Nur vier Minuten nach der Pause erzielte Deisler aus gut 25 Metern das 1:0. "Ich denke schon, dass der Schuss haltbar war", sagte der Torschütze. Aber der Ball landete im Netz. Und vielleicht hat Deisler dies als Signal verstanden, dass an diesem Abend einiges möglich war. So jedenfalls spielte er in der Folge. "Er hat ein bisschen was riskiert", sagte Rudi Völler.

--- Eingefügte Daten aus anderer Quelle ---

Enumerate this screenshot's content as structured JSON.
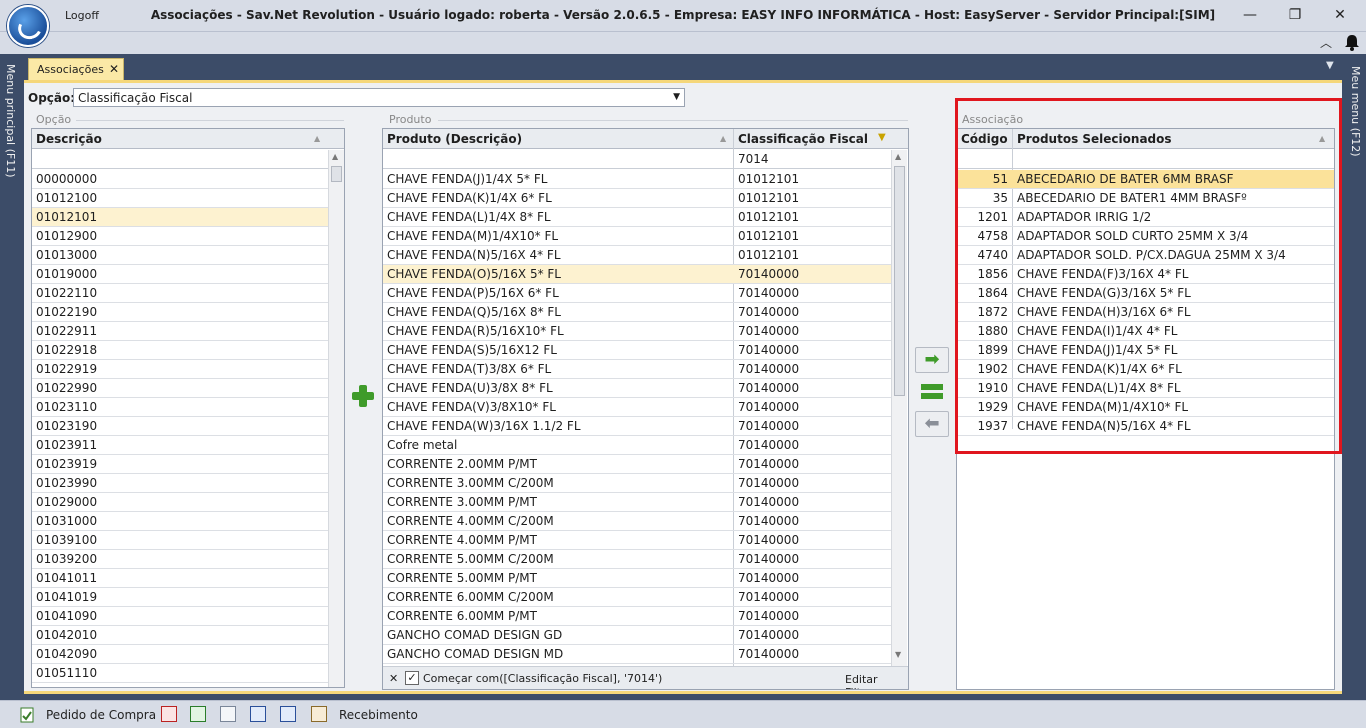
{
  "window": {
    "title": "Associações - Sav.Net Revolution - Usuário logado: roberta - Versão 2.0.6.5 - Empresa: EASY INFO INFORMÁTICA - Host: EasyServer - Servidor Principal:[SIM]",
    "logoff": "Logoff",
    "minimize": "—",
    "maximize": "❐",
    "close": "✕"
  },
  "side": {
    "left_label": "Menu principal (F11)",
    "right_label": "Meu menu (F12)"
  },
  "tab": {
    "label": "Associações",
    "close": "✕"
  },
  "option": {
    "label": "Opção:",
    "value": "Classificação Fiscal"
  },
  "left_grid": {
    "group_title": "Opção",
    "header": "Descrição",
    "filter": "",
    "rows": [
      "00000000",
      "01012100",
      "01012101",
      "01012900",
      "01013000",
      "01019000",
      "01022110",
      "01022190",
      "01022911",
      "01022918",
      "01022919",
      "01022990",
      "01023110",
      "01023190",
      "01023911",
      "01023919",
      "01023990",
      "01029000",
      "01031000",
      "01039100",
      "01039200",
      "01041011",
      "01041019",
      "01041090",
      "01042010",
      "01042090",
      "01051110"
    ]
  },
  "middle_grid": {
    "group_title": "Produto",
    "header_product": "Produto (Descrição)",
    "header_class": "Classificação Fiscal",
    "filter_class": "7014",
    "rows": [
      [
        "CHAVE FENDA(J)1/4X 5* FL",
        "01012101"
      ],
      [
        "CHAVE FENDA(K)1/4X 6* FL",
        "01012101"
      ],
      [
        "CHAVE FENDA(L)1/4X 8* FL",
        "01012101"
      ],
      [
        "CHAVE FENDA(M)1/4X10* FL",
        "01012101"
      ],
      [
        "CHAVE FENDA(N)5/16X 4* FL",
        "01012101"
      ],
      [
        "CHAVE FENDA(O)5/16X 5* FL",
        "70140000"
      ],
      [
        "CHAVE FENDA(P)5/16X 6* FL",
        "70140000"
      ],
      [
        "CHAVE FENDA(Q)5/16X 8* FL",
        "70140000"
      ],
      [
        "CHAVE FENDA(R)5/16X10* FL",
        "70140000"
      ],
      [
        "CHAVE FENDA(S)5/16X12 FL",
        "70140000"
      ],
      [
        "CHAVE FENDA(T)3/8X 6* FL",
        "70140000"
      ],
      [
        "CHAVE FENDA(U)3/8X 8* FL",
        "70140000"
      ],
      [
        "CHAVE FENDA(V)3/8X10* FL",
        "70140000"
      ],
      [
        "CHAVE FENDA(W)3/16X 1.1/2 FL",
        "70140000"
      ],
      [
        "Cofre metal",
        "70140000"
      ],
      [
        "CORRENTE 2.00MM P/MT",
        "70140000"
      ],
      [
        "CORRENTE 3.00MM C/200M",
        "70140000"
      ],
      [
        "CORRENTE 3.00MM P/MT",
        "70140000"
      ],
      [
        "CORRENTE 4.00MM C/200M",
        "70140000"
      ],
      [
        "CORRENTE 4.00MM P/MT",
        "70140000"
      ],
      [
        "CORRENTE 5.00MM C/200M",
        "70140000"
      ],
      [
        "CORRENTE 5.00MM P/MT",
        "70140000"
      ],
      [
        "CORRENTE 6.00MM C/200M",
        "70140000"
      ],
      [
        "CORRENTE 6.00MM P/MT",
        "70140000"
      ],
      [
        "GANCHO COMAD DESIGN GD",
        "70140000"
      ],
      [
        "GANCHO COMAD DESIGN MD",
        "70140000"
      ]
    ],
    "filter_text": "Começar com([Classificação Fiscal], '7014')",
    "edit_filter": "Editar Filtro",
    "filter_close": "✕",
    "filter_check": "✓"
  },
  "right_grid": {
    "group_title": "Associação",
    "header_code": "Código",
    "header_product": "Produtos Selecionados",
    "rows": [
      [
        "51",
        "ABECEDARIO DE BATER 6MM BRASF"
      ],
      [
        "35",
        "ABECEDARIO DE BATER1 4MM BRASFº"
      ],
      [
        "1201",
        "ADAPTADOR IRRIG 1/2"
      ],
      [
        "4758",
        "ADAPTADOR SOLD CURTO 25MM X 3/4"
      ],
      [
        "4740",
        "ADAPTADOR SOLD. P/CX.DAGUA 25MM X 3/4"
      ],
      [
        "1856",
        "CHAVE FENDA(F)3/16X 4* FL"
      ],
      [
        "1864",
        "CHAVE FENDA(G)3/16X 5* FL"
      ],
      [
        "1872",
        "CHAVE FENDA(H)3/16X 6* FL"
      ],
      [
        "1880",
        "CHAVE FENDA(I)1/4X 4* FL"
      ],
      [
        "1899",
        "CHAVE FENDA(J)1/4X 5* FL"
      ],
      [
        "1902",
        "CHAVE FENDA(K)1/4X 6* FL"
      ],
      [
        "1910",
        "CHAVE FENDA(L)1/4X 8* FL"
      ],
      [
        "1929",
        "CHAVE FENDA(M)1/4X10* FL"
      ],
      [
        "1937",
        "CHAVE FENDA(N)5/16X 4* FL"
      ]
    ]
  },
  "buttons": {
    "add": "➡",
    "equal": "=",
    "remove": "⬅"
  },
  "statusbar": {
    "purchase_order": "Pedido de Compra",
    "receipt": "Recebimento"
  },
  "colors": {
    "accent_yellow": "#f5d77a",
    "highlight_red": "#e0161e",
    "green": "#3f9b2a"
  }
}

Möglicherweise hat der Teamchef mit seiner Entscheidung pro Deisler eine Entwicklung beschleunigt, die sonst wohl noch einige Jahre gedauert hätte. Völler sprach davon, dass Deisler dort gespielt habe, wo wir ihn in der Zukunft alle mal sehen wollen. Diese Zukunft hat am späten Sonnabendabend in Leverkusen begonnen, zumal sich Deislers direkte Vorgänger in der Spielmacherposition zuletzt nicht positiv hervorgetan haben. Michael Ballack versagte erst im Februar gegen die Franzosen, Dietmar Hamann blieb gegen Albanien ohne Wirkung. Ballack, der gegen die Albaner am Sonnabend gelbgesperrt fehlte, darf am Mittwoch in Athen gegen Griechenland zwar wieder mitspielen, dafür fehlt dann aber Mehmet Scholl. Der 31-Jährige vom FC Bayern sah seine zweite Gelbe Karte im laufenden Wettbewerb.

Es spricht also einiges dafür, dass Deisler gegen Griechenland eine zweite Chance bekommt. "Bis dahin sind ja noch ein paar Tage", sagte er. "Der Rudi Völler wird sich mit Sicherheit seine Gedanken machen." Gut möglich. Doch Sebastian Deisler muss das Ergebnis dieser Überlegungen nicht fürchten.